According to Penn State researchers, social media users may trust artificial intelligence (AI) as much as human editors to flag hate speech and harmful content. According to the researchers, when users consider positive attributes of machines, such as accuracy and objectivity, they have more faith in AI. However, when users are reminded of machines’ inability to make subjective decisions, their trust is diminished.
The findings may help developers design better AI-powered content curation systems that can handle the large amounts of information currently being generated while avoiding the perception that the material has been censored, or inaccurately classified, said S. Shyam Sundar, James P. Jimirro Professor of Media Effects in the Donald P. Bellisario College of Communications and co-director of the Media Effects Research Laboratory.

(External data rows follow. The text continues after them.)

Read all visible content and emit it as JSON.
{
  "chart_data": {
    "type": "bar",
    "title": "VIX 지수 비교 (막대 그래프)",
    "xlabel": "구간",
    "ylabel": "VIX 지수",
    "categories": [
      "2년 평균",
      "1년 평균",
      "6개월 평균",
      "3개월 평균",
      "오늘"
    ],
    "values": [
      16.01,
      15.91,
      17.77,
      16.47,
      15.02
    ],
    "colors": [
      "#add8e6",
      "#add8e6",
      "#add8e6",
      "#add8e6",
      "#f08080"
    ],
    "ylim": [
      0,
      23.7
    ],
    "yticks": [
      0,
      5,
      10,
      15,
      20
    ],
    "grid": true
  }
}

“There is a dire need for content moderation on social media and, more broadly, online media,” said Sundar, who is also affiliated with Penn State’s Institute for Computational and Data Sciences. “We have news editors who act as gatekeepers in traditional media. However, the gates are so wide open online that human gatekeeping is not always feasible, especially given the volume of information being generated. As the industry shifts toward automated solutions, this study examines the differences in how people respond to human and automated content moderators.”
Both human and AI editors have benefits and drawbacks. According to Maria D. Molina, assistant professor of advertising and public relations at Michigan State and the study’s first author, humans tend to more accurately assess whether content is harmful, such as when it is racist or could potentially provoke self-harm. People, on the other hand, are unable to process the massive amounts of content that are now generated and shared online.

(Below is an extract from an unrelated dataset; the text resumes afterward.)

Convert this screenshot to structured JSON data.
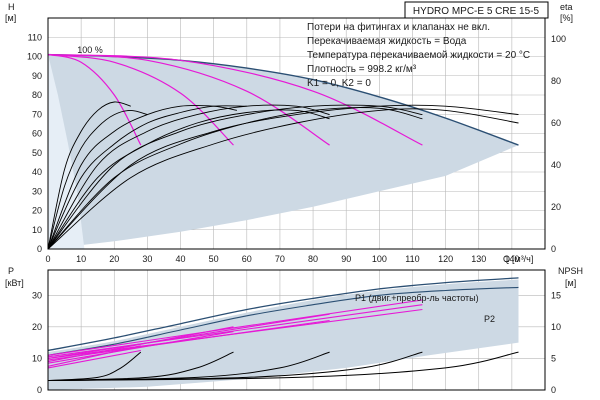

When we think about automated content moderation, it raises the question of whether artificial intelligence editors are impinging on a person’s freedom of expression. This creates a dichotomy between the fact that we need content moderation because people are sharing all of this problematic content and, at the same time, people are worried about AI’s ability to moderate content.Maria D. Molina
While AI editors can quickly analyze content, people frequently doubt their ability to make accurate recommendations and are concerned that the information will be censored.
“When we think about automated content moderation, it raises the question of whether artificial intelligence editors are impinging on a person’s freedom of expression,” said Molina. “This creates a dichotomy between the fact that we need content moderation – because people are sharing all of this problematic content – and, at the same time, people are worried about AI’s ability to moderate content. So, ultimately, we want to know how we can build AI content moderators that people can trust in a way that doesn’t impinge on that freedom of expression.”
Transparency and interactive transparency
Bringing people and AI together in the moderation process, according to Molina, may be one way to build a trusted moderation system. She went on to say that one approach to increasing trust in AI is transparency, or signaling to users that a machine is involved in moderation. Allowing users to make suggestions to the AIs, referred to by the researchers as “interactive transparency,” appears to increase user trust even further.
The researchers recruited 676 participants to interact with a content classification system in order to study transparency and interactive transparency, among other variables. Participants were randomly assigned to one of 18 experimental conditions, designed to test how the source of moderation AI, human or both and transparency regular, interactive or no transparency might affect the participant’s trust in AI content editors.
The researchers tested classification decisions – whether the content was classified as “flagged” or “not flagged” for being harmful or hateful. The “harmful” test content dealt with suicidal ideation, while the “hateful” test content included hate speech.
Among other findings, the researchers found that users’ trust depends on whether the presence of an AI content moderator invokes positive attributes of machines, such as their accuracy and objectivity, or negative attributes, such as their inability to make subjective judgments about nuances in human language.
Giving users a chance to help the AI system decide whether online information is harmful or not may also boost their trust. The researchers said that study participant who added their own terms to the results of an AI-selected list of words used to classify posts trusted the AI editor just as much as they trusted a human editor.
Sundar believes that relieving humans of content review goes beyond simply providing workers with a break from a tedious task. Hiring human editors for the job exposes them to hours of hateful and violent images and content, he claims.
Sundar, who is also the director of Penn State’s Center for Socially Responsible Artificial Intelligence, believes that “there is an ethical need for automated content moderation.” “There is a need to protect human content moderators – who are providing a social benefit by doing so – from constant exposure to harmful content on a daily basis.”
According to Molina, future research could focus on how to help people not only trust but also understand AI. She also mentioned that interactive transparency may be important in understanding AI.
“Not only is trust in systems important, but so is engaging people in such a way that they actually understand AI,” Molina said. “How can we use the concept of interactive transparency, as well as other methods, to help people better understand AI? How can we best present AI so that it elicits the appropriate balance of admiration for machine ability and skepticism about its flaws? These are worthy of investigation.”